In Florida, more than 100,000 young people of color could be demobilized, according to the report. In Pennsylvania, where the state Supreme Court recently upheld the state’s photo ID law, an estimated 37,000 to 44,000 minority voters could be affected, the report found.
What’s at play, said Jon Rogowski, a professor at Washington University in St. Louis and a co-author of the report, is a confluence of factors which includes not just the passing of new laws, which he believes Republicans have passed to target likely Democratic voters, but also a waning of energy from the historic 2008 election of President Obama.
“I think that the first thing that stands out in the aftermath of 2008 is that the population for which we heard the most about being energized for the first time in large numbers, that came out for President Obama, are exactly the kind of voters to be most immobilized by the new voter ID requirements,” Rogowski said. “Not only are we likely to see lower numbers of people of color turning out to vote, but the political potency of those groups will also be reduced.”
According to Cohen and Rogowski, more than two-thirds of U.S. states have sought to make voting harder by layering restrictions on the process in which voters cast a ballot. Nine states require voters to show government-issued ID to vote, while eight others have enacted similar requirements while offering limited alternatives.
Only two of these laws were enacted before the 2008 election.
“While we are disheartened to see the apparently systematic way in which the minority youth vote is being undermined, we are committed to meeting this assault with redoubled efforts to ensure that everyone who is eligible to vote can and does vote," Marc H. Morial, president and CEO of the National Urban League, said in a statement. "Nothing less than the future of our political process is at stake.”

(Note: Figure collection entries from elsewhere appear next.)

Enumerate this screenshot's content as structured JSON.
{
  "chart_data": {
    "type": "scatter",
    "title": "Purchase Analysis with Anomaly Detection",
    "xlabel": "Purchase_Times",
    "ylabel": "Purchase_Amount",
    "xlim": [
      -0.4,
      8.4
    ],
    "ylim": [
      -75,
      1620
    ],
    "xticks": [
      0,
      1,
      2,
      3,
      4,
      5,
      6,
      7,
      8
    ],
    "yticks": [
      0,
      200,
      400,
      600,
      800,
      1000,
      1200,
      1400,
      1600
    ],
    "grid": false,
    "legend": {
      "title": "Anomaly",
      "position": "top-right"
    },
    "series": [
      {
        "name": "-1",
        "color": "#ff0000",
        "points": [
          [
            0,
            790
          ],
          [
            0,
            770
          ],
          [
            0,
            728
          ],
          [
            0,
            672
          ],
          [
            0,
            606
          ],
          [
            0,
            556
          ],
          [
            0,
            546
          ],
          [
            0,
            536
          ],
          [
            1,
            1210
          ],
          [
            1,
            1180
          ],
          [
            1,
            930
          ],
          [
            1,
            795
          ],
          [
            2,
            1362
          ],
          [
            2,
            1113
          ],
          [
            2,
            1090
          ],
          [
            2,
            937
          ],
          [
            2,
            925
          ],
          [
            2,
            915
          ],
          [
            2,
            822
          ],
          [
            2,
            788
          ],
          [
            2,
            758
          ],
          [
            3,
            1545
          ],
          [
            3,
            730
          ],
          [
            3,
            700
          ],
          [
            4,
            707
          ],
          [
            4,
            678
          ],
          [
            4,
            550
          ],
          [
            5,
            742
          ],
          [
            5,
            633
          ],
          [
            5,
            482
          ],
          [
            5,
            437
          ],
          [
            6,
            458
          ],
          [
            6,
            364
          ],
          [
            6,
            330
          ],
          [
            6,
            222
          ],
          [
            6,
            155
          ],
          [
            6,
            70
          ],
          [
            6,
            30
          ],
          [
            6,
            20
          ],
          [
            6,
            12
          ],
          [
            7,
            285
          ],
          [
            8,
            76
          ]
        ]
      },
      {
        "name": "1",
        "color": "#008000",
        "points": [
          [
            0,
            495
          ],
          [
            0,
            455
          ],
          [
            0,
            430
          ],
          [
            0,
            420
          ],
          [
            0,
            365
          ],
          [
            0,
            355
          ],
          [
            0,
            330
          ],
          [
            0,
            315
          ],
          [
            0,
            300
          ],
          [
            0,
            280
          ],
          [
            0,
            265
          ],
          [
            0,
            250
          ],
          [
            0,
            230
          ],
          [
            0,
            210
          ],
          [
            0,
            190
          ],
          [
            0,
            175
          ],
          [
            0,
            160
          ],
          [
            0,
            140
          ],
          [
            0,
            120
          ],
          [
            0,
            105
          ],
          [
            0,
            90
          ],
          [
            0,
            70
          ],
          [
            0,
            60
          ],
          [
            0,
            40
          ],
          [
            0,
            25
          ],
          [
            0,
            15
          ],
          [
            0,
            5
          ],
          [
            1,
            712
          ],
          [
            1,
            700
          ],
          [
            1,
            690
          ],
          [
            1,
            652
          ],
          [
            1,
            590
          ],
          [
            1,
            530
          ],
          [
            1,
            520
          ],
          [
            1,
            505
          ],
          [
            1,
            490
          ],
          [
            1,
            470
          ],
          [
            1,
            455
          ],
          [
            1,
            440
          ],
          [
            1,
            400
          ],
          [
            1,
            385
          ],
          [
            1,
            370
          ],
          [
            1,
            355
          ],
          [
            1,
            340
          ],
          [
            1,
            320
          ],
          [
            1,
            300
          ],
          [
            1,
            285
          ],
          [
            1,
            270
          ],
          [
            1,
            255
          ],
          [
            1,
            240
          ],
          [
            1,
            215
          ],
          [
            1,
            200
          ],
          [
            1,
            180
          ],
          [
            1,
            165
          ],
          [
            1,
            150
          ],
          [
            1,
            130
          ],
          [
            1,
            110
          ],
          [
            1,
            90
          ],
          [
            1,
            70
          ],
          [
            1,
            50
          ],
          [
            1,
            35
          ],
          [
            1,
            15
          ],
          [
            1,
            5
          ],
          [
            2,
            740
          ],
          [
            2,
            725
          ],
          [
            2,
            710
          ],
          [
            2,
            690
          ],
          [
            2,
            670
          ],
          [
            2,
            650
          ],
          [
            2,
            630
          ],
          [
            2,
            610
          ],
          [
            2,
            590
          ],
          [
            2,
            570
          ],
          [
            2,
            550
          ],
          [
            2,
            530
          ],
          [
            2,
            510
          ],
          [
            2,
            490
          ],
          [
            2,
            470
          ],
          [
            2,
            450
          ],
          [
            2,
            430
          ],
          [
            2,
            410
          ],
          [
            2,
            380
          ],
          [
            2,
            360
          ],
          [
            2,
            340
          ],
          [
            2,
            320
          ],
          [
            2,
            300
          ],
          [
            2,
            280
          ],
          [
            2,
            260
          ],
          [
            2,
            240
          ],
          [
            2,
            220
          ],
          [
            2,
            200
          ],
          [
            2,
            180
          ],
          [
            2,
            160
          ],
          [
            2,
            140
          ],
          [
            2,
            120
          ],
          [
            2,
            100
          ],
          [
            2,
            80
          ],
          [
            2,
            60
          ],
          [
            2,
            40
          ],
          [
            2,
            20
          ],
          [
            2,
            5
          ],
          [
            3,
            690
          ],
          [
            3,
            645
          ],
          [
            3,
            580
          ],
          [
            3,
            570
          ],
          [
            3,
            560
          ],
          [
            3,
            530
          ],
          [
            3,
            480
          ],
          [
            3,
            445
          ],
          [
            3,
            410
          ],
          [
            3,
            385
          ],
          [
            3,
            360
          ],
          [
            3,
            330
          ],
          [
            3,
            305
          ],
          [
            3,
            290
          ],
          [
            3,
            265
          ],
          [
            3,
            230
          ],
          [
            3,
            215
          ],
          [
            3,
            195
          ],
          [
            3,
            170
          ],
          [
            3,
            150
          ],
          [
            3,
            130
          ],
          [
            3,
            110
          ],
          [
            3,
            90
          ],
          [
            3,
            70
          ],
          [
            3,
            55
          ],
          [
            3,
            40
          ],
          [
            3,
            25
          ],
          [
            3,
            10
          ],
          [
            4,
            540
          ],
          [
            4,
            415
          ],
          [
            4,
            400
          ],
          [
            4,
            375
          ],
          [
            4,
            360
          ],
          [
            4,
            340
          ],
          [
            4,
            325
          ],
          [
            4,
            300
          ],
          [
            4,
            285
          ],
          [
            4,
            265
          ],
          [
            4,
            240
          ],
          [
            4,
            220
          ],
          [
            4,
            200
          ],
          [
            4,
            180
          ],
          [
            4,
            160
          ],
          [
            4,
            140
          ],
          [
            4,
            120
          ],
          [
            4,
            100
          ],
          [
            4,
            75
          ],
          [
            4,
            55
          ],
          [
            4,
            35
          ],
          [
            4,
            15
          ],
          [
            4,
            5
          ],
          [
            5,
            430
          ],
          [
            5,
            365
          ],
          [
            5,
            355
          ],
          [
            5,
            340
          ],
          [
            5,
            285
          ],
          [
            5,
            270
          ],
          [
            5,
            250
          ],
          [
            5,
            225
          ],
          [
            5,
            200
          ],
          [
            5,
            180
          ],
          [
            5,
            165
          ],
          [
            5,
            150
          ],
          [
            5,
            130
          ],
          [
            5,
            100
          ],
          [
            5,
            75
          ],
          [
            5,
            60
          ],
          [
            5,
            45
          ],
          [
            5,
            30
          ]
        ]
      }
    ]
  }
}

The Department of Justice has struck down voter ID laws in Texas, Florida, South Carolina and Wisconsin this year under the Voting Rights Act, which mandates that states with a history of racially discriminatory voting procedures get their laws cleared by the DOJ.
Some have maintained that the new laws are meant to protect the democratic process, not erode it, by making voter fraud more difficult. But Democratic leaders, civil rights groups and voting rights organizations and activists have said that the new laws are clearly an assault on minority voters, the elderly and the poor, many of whom face social and economic hurdles that make acquiring the required documents more difficult. Others, including Attorney Gen. Eric Holder, have likened the laws to Jim Crow-era poll taxes and other nefarious policies designed to keep African Americans from voting.
“Along the way, we have heard certain state lawmakers allude to the likely electoral impact of these kinds of laws,” Rogowski said. “It’s difficult to try to imagine what other, or in what other kinds of ways, they expect these laws to have electoral impacts.”
“I think it’s a concerted effort to disenfranchise Democratic voters, and those voters that most often won't have these types of ID,” Cohen said. “I don’t want to get into the hearts and minds of the Republican legislatures that they meant to disenfranchise black people, but they probably meant to disenfranchise Democratic voters and the more vulnerable Democratic voters.”